Most local Central American restaurants must mitigate their intent of serving expats with the realization that any chance of survival means offering Mexican plates as well—never delicious, but necessary for revenue. Panadería La Chapina, however, has bravely bucked the trend. I remember when this place used to only sell baked goods and tamales: small chuchitos filled with pork and a mild red salsa; chicken tamales wrapped in banana leaves; or veggie ones spiked with the aromatic leaves of the Central American legume chipilin. All good, but hardly appealing to Mexis in a city where tamales and pan dulce are as common as potholes. This exclusionary approach surprisingly worked because La Chapina now offers a full Guatemalan menu alongside prepackaged goods for all your chapin cooking needs. Hell, even the mole is from Guatemala.

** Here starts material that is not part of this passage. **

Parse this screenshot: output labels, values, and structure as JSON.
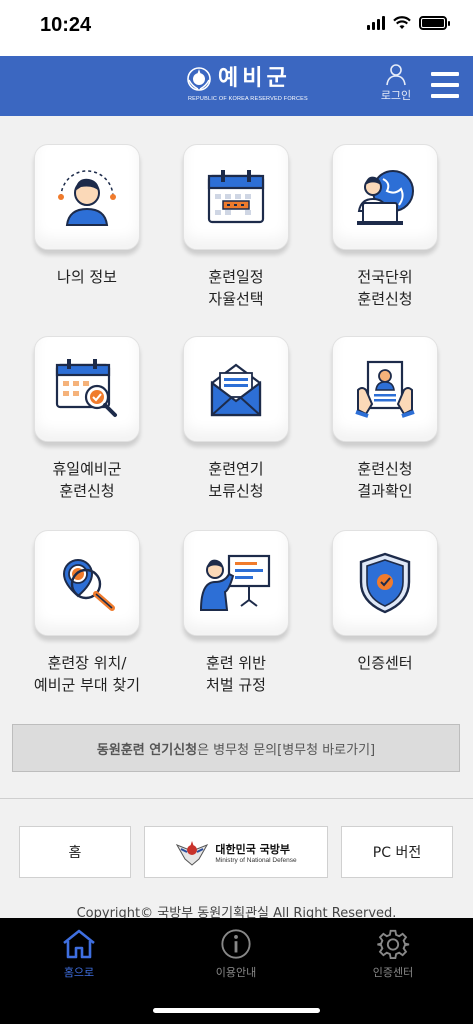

Despite the bakery’s success, this is still the epitome of a hole-in-the-wall—menu behind the counter or in big pictures outside the restaurant, cutlery and napkins hidden away in drawers. Ask for a soda, and the nice ladies who run the restaurant invite you to step behind the counter and grab one from the freezer. Some of the items available will sound familiar to your Mexican-dominated mind, but don’t get fooled: Guatemalans do it better. The chile rellenos here differ from the cheese-drenched Mexican version by being downright nuanced: an eggy fried skin around a mild chile stuffed with ground beef, veggies and a thin cheese slice. A close cousin is the rellenitos, mashed bananas wrapped with a black-bean paste, the epitome of savory. You know chorizo; say hola to longaniza, a sweeter pork sausage. The tamales remain, and there’s even a version of chow mein—words cannot describe the weirdness, just know it’s bueno.
Whatever dish you order comes with tortillas or a French roll. Stick with the bread—this is a bakery, after all—and enjoy its slightly tough crust and soft center. Take a dozen to go, and peek into the dessert case, where you’ll get more confused. Champurrado in Mexico is a sweet drink; here, it’s a crunchy cookie. We all know what a quesadilla is . . . until you see a marker for quesadillas here on a tray filled with what looks like pound cake, but is actually a culinary perpetual-motion machine: the more you chew, the tastier it gets. The only shout-outs to Mexicans? A tray of Mexican pan dulce and Jarritos sodas. Take that, Nativo Lopez!